One-day cricket--as opposed to five-day Test cricket, the main form of the game since 1877--has won huge spectator support worldwide, although players were initially reluctant to accept the abbreviated, accelerated sport. The first World Cup was "a novelty", says Australian batsman Doug Walters, whose team lost the final to the West Indies. "We didn't treat it all that seriously." The West Indians won £4,000 in 1975, beating seven other teams to the title over the course of 15 matches. This year's World Cup--involving 12 teams, to be played over 38 days with 42 matches in five countries--will deliver $300,000 to the winning team, from a total prize pool of
$1 million. The battle will reach beyond two teams on a cricket field: it will also be between cricket's past and its future.

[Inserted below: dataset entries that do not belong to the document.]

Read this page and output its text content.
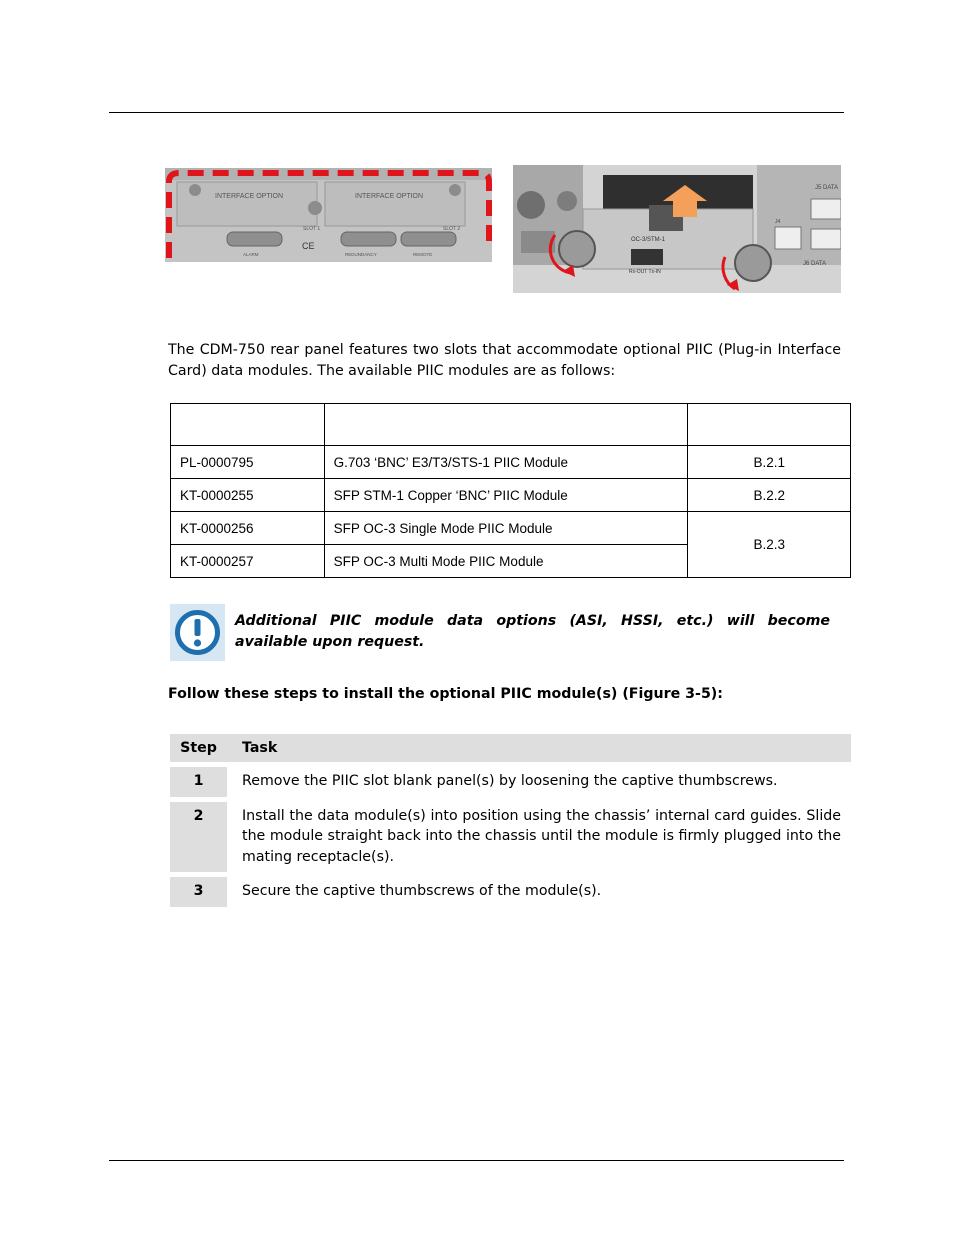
INTERFACE OPTION	INTERFACE OPTION
SLOT 1	SLOT 2
ALARM	REDUNDANCY	REMOTE
CE
OC-3/STM-1
Rx-OUT Tx-IN
J5 DATA
J6 DATA
J4
The CDM-750 rear panel features two slots that accommodate optional PIIC (Plug-in Interface Card) data modules. The available PIIC modules are as follows:

PL-0000795	G.703 ‘BNC’ E3/T3/STS-1 PIIC Module	B.2.1
KT-0000255	SFP STM-1 Copper ‘BNC’ PIIC Module	B.2.2
KT-0000256	SFP OC-3 Single Mode PIIC Module	B.2.3
KT-0000257	SFP OC-3 Multi Mode PIIC Module	
Additional PIIC module data options (ASI, HSSI, etc.) will become available upon request.
Follow these steps to install the optional PIIC module(s) (Figure 3-5):
Step	Task
1	Remove the PIIC slot blank panel(s) by loosening the captive thumbscrews.
2	Install the data module(s) into position using the chassis’ internal card guides. Slide the module straight back into the chassis until the module is firmly plugged into the mating receptacle(s).
3	Secure the captive thumbscrews of the module(s).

That future may be glimpsed in the shadows of Delhi's Red Fort, once the home of Mughal emperors but now backdrop to street cricket games between urchin boys. Most of the players have no shoes; their bat is held together by twine and tape. A hard cork ball is aimed at "wickets" painted in whitewash on the fort's ancient walls. When a batsman executes a perfect pull shot, passengers on a bus gridlocked nearby break into applause. "Maybe we should charge everybody one rupee to watch," says Sukhdev, the 8-year-old son of a rickshaw driver, who's waiting for his turn to bat. "If they're going to disturb our concentration, they could at least pay."
Only one house in Sukhdev's slum neighborhood has a color television; for the five weeks of the tournament it will be filled with visitors. Neighbors have discussed hiring a portable generator in case the electricity supply is cut during a game. Says Sukhdev: "It will be a grand show."
Throughout India, Pakistan, Sri Lanka and Bangladesh, preparations for the World Cup began months before the event. Since the beginning of the year, it has dominated media coverage and dining-room conversation. In the subcontinent, even the most casual follower of the game seems to absorb enormous amounts of information about the players and their performances. How many times has Sri Lanka's Asanka Gurusinghe scored more than 50 runs in a one-day game? Any Colombo schoolboy knows the answer: 49. What was Indian batsman Mohinder Amarnath's good-luck charm? "Easy--a red handkerchief in his back pocket," says Bombay businessman Ashish Wig.